United sues FDA to try to block rival’s drug application

United sues FDA to try to block rival’s drug application

In an unusual move, United Therapeutics has filed a lawsuit against the FDA that claims the regulator is sidestepping established norms in allowing rival Liquidia to file for approval of a competitor to its Tyvaso product.

The suit claims that the FDA “mistakenly permitted Liquidia […] to skirt longstanding FDA rules, precedents, and procedures on how pending drug approval applications are handled by the agency.”

The complaint revolves around the attempt by Liquidia to add pulmonary hypertension associated with interstitial lung disease (PH-ILD) to the label of Yutrepia, a dry powder inhaler (DPI) formulation of prostacyclin analogue treprostinil, as an amendment to the product’s earlier new drug application (NDA) for pulmonary arterial hypertension (PAH).

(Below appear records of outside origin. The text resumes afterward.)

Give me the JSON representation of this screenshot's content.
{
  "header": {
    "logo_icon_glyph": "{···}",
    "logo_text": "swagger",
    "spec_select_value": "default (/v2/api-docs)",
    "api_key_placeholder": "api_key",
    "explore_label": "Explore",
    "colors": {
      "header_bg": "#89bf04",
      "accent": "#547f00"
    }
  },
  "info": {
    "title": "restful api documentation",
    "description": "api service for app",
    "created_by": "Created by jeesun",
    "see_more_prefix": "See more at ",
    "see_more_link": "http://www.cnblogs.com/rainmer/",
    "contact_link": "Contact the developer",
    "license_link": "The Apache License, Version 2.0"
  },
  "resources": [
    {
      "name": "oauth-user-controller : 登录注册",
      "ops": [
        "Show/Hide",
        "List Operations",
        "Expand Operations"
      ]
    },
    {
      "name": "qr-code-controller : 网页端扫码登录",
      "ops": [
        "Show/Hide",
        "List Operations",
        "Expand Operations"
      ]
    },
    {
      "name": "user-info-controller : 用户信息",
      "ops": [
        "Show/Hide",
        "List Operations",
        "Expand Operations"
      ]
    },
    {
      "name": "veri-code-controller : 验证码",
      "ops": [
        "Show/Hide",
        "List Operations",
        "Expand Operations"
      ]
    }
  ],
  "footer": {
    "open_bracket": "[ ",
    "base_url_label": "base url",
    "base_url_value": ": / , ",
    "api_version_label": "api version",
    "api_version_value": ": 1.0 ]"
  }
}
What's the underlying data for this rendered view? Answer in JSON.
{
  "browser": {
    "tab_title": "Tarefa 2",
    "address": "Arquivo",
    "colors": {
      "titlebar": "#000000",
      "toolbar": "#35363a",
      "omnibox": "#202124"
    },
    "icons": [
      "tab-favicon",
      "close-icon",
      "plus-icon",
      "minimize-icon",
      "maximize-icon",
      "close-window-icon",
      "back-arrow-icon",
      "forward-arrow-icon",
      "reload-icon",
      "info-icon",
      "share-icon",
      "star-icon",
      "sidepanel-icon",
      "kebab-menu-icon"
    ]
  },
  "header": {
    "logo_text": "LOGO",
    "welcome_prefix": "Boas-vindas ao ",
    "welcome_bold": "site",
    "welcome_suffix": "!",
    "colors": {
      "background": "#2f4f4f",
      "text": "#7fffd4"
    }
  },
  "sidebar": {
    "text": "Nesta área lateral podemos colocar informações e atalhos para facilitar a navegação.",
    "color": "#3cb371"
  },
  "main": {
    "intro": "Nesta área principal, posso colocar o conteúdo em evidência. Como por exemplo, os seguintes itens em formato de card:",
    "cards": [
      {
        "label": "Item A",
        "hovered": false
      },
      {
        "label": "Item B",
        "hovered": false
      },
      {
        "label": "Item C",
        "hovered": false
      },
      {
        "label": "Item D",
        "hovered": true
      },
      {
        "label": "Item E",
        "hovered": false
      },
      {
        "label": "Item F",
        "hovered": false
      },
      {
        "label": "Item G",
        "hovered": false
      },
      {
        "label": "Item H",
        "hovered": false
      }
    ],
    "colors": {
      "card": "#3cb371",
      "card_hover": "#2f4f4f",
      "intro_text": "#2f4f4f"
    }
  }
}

United’s Tyvaso – also based on treprostinil and available in DPI and nebuliser formulations – has been approved to treat PH-ILD since 2021 and has also been cleared since 2009 to treat PAH. The DPI version is the company’s top-selling product with sales of $731 million last year, almost a third of total revenues, so, there is a lot at stake for United.

Yutrepia received a tentative approval from the FDA in 2021 for PAH, but has been unable to launch due to a patent infringement lawsuit filed by United. Under the long-established Hatch-Waxman Act, that triggers a stay on full approval by the FDA for 30 months or until the litigation is resolved.

United’s position is that, by allowing Liquidia to file for PH-ILD as an amendment, rather than a new NDA last July, Liquidia has been able to dodge the 30-month stay process for the second indication that would kick in with pending patent litigation.

The FDA had been due to deliver its verdict on PAH last month, but delayed that to deal with the amendment and has not issued a new deadline.

In allowing the amendment route, the FDA has ignored “the proper review and approval of new drug applications in a fair, equitable manner consistent with the FDA’s prior practices with which industry has complied for decades,” according to the complaint.

United claims that, before 2021, every clinical trial of drugs approved for the treatment of PAH that were studied for the treatment of PH-ILD failed, and some approved therapies worsened symptoms.

Tyvaso was the first approved therapy for PH-ILD, showing efficacy in the INCREASE clinical trial that United ran at “considerable expense,” and Liquidia is now piggy-backing on that effort, according to the company.

“We are simply asking that the FDA apply its own rules and precedents consistently to honour the Hatch-Waxman balance struck by Congress between innovators and imitators,” said United’s head of global regulatory affairs, Dean Bunce.

“Liquidia can rely on United Therapeutics’ innovation to speed its path to market, but the cost of that shortcut is that Liquidia must address the infringement claim against it before rushing to market,” he added.